Each line is propagated by selecting from the first brood of a young female on the day this first brood is released from the brood pouch. The selected young are placed each in an individual bottle with standard food and though examined daily are otherwise undisturbed until the first brood of the next generation appears, when the selections are made as before. Several of these lines have passed the 95th generation and one has just reached the one hundredth generation without the appearance of sexual forms in any generation. All the individuals of the first broods of each generation have been under more or less close scrutiny until they themselves reproduced. If any, or at any rate, many males had occurred they must certainly have been noticed. The method of rearing the daphnids (in individual bottles) has precluded the possibility of sexual reproduction even had males been abundant in the cultures.
There is no evidence of decreased vigor or loss of vitality in the lines.
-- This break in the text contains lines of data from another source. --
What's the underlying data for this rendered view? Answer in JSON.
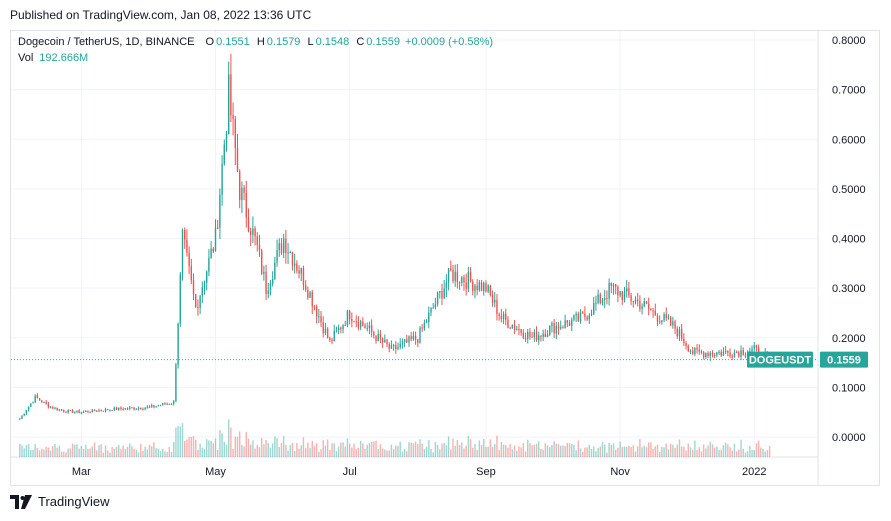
{
  "header": {
    "published": "Published on TradingView.com, Jan 08, 2022 13:36 UTC"
  },
  "legend": {
    "symbol": "Dogecoin / TetherUS, 1D, BINANCE",
    "open_key": "O",
    "open": "0.1551",
    "high_key": "H",
    "high": "0.1579",
    "low_key": "L",
    "low": "0.1548",
    "close_key": "C",
    "close": "0.1559",
    "change": "+0.0009 (+0.58%)",
    "vol_key": "Vol",
    "vol": "192.666M"
  },
  "price_tag": {
    "symbol": "DOGEUSDT",
    "value": "0.1559"
  },
  "footer": {
    "brand": "TradingView"
  },
  "colors": {
    "up": "#26a69a",
    "down": "#ef5350",
    "grid": "#f0f3fa",
    "axis_text": "#131722"
  },
  "chart_data": {
    "type": "candlestick",
    "series_name": "DOGEUSDT",
    "y_axis": {
      "ticks": [
        "0.8000",
        "0.7000",
        "0.6000",
        "0.5000",
        "0.4000",
        "0.3000",
        "0.2000",
        "0.1000",
        "0.0000"
      ],
      "ylim": [
        -0.035,
        0.81
      ]
    },
    "x_axis": {
      "ticks": [
        "Mar",
        "May",
        "Jul",
        "Sep",
        "Nov",
        "2022"
      ]
    },
    "last_price": 0.1559,
    "approx_close_path": [
      [
        "2021-02-01",
        0.037
      ],
      [
        "2021-02-08",
        0.08
      ],
      [
        "2021-02-15",
        0.06
      ],
      [
        "2021-02-22",
        0.052
      ],
      [
        "2021-03-01",
        0.05
      ],
      [
        "2021-03-15",
        0.056
      ],
      [
        "2021-04-01",
        0.06
      ],
      [
        "2021-04-12",
        0.07
      ],
      [
        "2021-04-16",
        0.4
      ],
      [
        "2021-04-22",
        0.26
      ],
      [
        "2021-05-01",
        0.4
      ],
      [
        "2021-05-07",
        0.69
      ],
      [
        "2021-05-12",
        0.5
      ],
      [
        "2021-05-20",
        0.38
      ],
      [
        "2021-05-24",
        0.3
      ],
      [
        "2021-06-01",
        0.4
      ],
      [
        "2021-06-10",
        0.32
      ],
      [
        "2021-06-22",
        0.19
      ],
      [
        "2021-07-01",
        0.25
      ],
      [
        "2021-07-20",
        0.175
      ],
      [
        "2021-08-01",
        0.2
      ],
      [
        "2021-08-16",
        0.33
      ],
      [
        "2021-09-01",
        0.3
      ],
      [
        "2021-09-08",
        0.24
      ],
      [
        "2021-09-22",
        0.2
      ],
      [
        "2021-10-01",
        0.22
      ],
      [
        "2021-10-15",
        0.24
      ],
      [
        "2021-10-28",
        0.3
      ],
      [
        "2021-11-10",
        0.27
      ],
      [
        "2021-11-26",
        0.22
      ],
      [
        "2021-12-04",
        0.17
      ],
      [
        "2021-12-20",
        0.17
      ],
      [
        "2022-01-01",
        0.175
      ],
      [
        "2022-01-08",
        0.1559
      ]
    ]
  }
}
Hence it appears that there is not a necessary sexual cycle in the reproduction of this daphnid. Male daphnids, apparently of this species, have been collected at Cold Spring Harbor since this work was begun. These facts would lend evidence (if additional evidence were necessary) that the sexual cycle in Daphnia pulex is not an inherent necessary thing but that it is determined by environment.
Simocephalus, presumably Simocephalus vetulus, has been reared for 76 generations in one line, likewise without the appearance of sexual forms.